After your model is prepared, choose how to execute it on the device. The runtime you pick depends on your language, model format, and whether you are building a full camera/video pipeline.
Runtime / integrationBest for
LiteRTHigh-performance on-device inference from Python or C++, using Qualcomm AI Engine Direct delegates.
QAIRT SDK C++ APIsLow-level C++ control over model execution and the inference backend.
Qualcomm Intelligent Multimedia SDK (IM SDK)High-performance camera, video, and vision pipelines that combine capture, preprocessing, inference, and rendering, with zero-copy buffers and GPU pre/post-processing.
Qualcomm® GenAI Inference Engine (Genie)Running and orchestrating on-device generative AI (LLMs, multimodal) workflows.
Building a robotics application? The Qualcomm® Intelligent Robotics (QIR) SDK adds ROS-based modules and hardware-accelerated nodes on top of these runtimes.

AI hardware

Qualcomm platforms include the following hardware accelerators for AI inference:
  • Qualcomm Kryo™ CPU — High-performance CPU with best-in-class power efficiency.

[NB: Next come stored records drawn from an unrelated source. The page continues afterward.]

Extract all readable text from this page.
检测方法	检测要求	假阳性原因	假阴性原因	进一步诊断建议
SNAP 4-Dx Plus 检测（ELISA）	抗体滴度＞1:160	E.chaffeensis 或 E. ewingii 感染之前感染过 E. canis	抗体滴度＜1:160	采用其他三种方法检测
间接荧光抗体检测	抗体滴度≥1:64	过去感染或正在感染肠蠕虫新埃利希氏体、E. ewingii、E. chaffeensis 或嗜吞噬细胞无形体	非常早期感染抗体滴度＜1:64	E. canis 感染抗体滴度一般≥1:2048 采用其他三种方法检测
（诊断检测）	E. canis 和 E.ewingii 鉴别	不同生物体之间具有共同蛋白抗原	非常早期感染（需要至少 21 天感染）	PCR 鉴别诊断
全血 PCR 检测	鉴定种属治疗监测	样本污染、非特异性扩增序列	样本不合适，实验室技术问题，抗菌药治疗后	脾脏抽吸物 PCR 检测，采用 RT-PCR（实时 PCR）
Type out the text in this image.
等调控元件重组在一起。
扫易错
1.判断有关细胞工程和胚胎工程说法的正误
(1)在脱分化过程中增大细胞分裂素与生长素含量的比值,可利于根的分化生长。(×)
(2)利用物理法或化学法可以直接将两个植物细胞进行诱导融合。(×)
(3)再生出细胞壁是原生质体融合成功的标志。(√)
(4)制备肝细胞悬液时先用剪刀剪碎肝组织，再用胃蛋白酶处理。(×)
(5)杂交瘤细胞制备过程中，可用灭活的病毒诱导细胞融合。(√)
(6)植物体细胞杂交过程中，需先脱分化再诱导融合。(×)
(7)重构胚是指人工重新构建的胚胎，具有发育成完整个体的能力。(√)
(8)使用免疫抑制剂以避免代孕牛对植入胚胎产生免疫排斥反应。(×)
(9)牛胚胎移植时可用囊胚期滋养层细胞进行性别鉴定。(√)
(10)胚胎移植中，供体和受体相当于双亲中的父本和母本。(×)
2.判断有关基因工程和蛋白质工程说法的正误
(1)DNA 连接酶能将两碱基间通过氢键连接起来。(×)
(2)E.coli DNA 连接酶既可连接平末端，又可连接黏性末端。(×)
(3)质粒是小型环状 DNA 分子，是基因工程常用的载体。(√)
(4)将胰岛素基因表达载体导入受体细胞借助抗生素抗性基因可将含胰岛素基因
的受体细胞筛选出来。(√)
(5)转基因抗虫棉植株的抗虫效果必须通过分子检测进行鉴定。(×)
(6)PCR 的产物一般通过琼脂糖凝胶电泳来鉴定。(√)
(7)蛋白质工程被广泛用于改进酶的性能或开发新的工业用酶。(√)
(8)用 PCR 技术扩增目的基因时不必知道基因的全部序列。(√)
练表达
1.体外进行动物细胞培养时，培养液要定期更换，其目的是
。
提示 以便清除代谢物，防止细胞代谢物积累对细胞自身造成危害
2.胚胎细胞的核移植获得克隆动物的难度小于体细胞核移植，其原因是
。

  • Qualcomm Adreno™ GPU: Balanced power and performance for AI workloads, accelerated with OpenCL kernels. Also used for model pre- and post-processing (for example, the IM SDK runs resize, color conversion, and overlay on the GPU).
  • Qualcomm Hexagon™ Tensor Processor (HTP): Also known as NPU/DSP/HMX. Optimized for low-power, high-performance AI inference. For best performance, quantize pretrained models to a supported precision.